La storia della Lange, terribile e spietata funzionaria della Stasi che interroga "la spia venuta del freddo"

Hilde, la rossa che condannò a morte 146 agenti nemici

Hilde Lange in Benjamin nacque nel 1902 a Bernburg e morì a Berlino Est nel 1989. Nel dopo Yalta e nei primi anni della guerra fredda il Referat R (ex ufficio sicurezza della Stasi) è molto attivo nel conflitto silente ma violento tra agenti segreti.
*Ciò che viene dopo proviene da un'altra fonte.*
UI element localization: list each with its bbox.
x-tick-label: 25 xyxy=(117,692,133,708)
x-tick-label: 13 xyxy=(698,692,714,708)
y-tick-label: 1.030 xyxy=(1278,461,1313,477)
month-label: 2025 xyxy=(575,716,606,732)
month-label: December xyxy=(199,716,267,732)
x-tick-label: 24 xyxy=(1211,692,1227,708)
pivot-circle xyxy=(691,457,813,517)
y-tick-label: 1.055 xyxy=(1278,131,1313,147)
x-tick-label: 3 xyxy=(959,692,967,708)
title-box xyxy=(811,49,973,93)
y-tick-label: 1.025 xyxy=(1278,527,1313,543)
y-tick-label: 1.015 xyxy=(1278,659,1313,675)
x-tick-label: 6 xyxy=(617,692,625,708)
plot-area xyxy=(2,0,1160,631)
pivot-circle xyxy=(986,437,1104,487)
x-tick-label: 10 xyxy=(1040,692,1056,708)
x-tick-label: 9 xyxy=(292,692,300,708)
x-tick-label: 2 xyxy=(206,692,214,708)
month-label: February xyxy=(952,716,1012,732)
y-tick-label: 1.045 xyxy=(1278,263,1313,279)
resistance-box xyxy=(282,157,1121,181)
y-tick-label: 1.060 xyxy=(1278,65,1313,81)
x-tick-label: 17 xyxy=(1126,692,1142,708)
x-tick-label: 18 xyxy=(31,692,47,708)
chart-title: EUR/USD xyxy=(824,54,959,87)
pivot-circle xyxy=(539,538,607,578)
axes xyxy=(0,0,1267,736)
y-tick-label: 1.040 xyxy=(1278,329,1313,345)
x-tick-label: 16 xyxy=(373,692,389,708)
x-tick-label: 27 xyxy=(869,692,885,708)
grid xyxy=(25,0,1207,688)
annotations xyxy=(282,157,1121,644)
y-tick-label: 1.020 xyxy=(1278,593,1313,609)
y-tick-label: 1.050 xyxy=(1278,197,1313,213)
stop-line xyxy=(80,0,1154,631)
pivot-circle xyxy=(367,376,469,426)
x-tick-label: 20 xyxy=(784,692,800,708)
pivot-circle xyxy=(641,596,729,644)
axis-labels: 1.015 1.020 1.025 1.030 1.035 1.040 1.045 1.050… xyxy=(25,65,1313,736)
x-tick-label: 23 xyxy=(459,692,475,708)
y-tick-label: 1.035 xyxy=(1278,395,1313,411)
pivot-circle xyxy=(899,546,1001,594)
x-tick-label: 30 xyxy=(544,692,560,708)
Infatti in seguito alla frammentazione della Germania in due blocchi, uno sotto l'influenza dell'URSS e l'altro sotto l'egida atlantica, la Stasi si contrapponeva all'organizzazione del Generale Gehlen appoggiata dai servizi inglesi e americani.

Hilde Benjamin era a quel tempo Ministro della Giustizia di Berlino Est. Sin dagli anni di Weimar aveva abbracciato la militanza comunista. Era la cognata del famoso scrittore Walter Benjamin, che si suicidò sul confine spagnolo pur di fuggire alla cattura dei nazisti. Era ospite fissa insieme alla sorella Ruth, atleta allora molto conosciuta, della villa di Paul Rosbaud, il famoso agente inglese “Grifone”.

Aveva iniziato la sua carriera come avvocatessa in rappresentanza del consorzio russo-tedesco presente negli anni trenta nel campo dell'industria bellica. E gran parte dell'interscambio tecnologie-sistemi bellici avvenne proprio tramite il consorzio in cui lavorava Hilde. Quando l'Armata Rossa arriva a Berlino Hilde è già al posto di comando. Dai sovietici riceve l'incarico di amministrare la giustizia contro i dissidenti. Al riguardo è stata spietata. Tra le sue vittime molte donne, tra cui Ella Bartschatis, assistente del leader comunista Otto Grotewohl, spia dei servizi occidentali e quindi condannata a morte. Inoltre anche Hilde Halm, nazista oltranzista, che con l'arrivo dei russi a Berlino passa alla Stasi. In seguito fu reclutata dai servizi occidentali durante una visita a Berlino ovest. Fu una fonte preziosa durante l'insurrezione operaia del 1953 contro il regime comunista. Successivamente riuscì a reclutare alcuni informatori per conto dei paesi del blocco Nato. Arrestata nell'aprile del 1956 è condannata all'ergastolo.

Nell'arco della sua carriera Hilde Benjamin commina 146 condanne a morte e 116.476 anni di galera a presunti agenti nemici. Proprio per questo è assurta a modello, nell'omonimo romanzo di Le Carrè, ed esemplificazione della terribile e spietata funzionaria della Stasi che interroga “la spia venuta dal freddo”.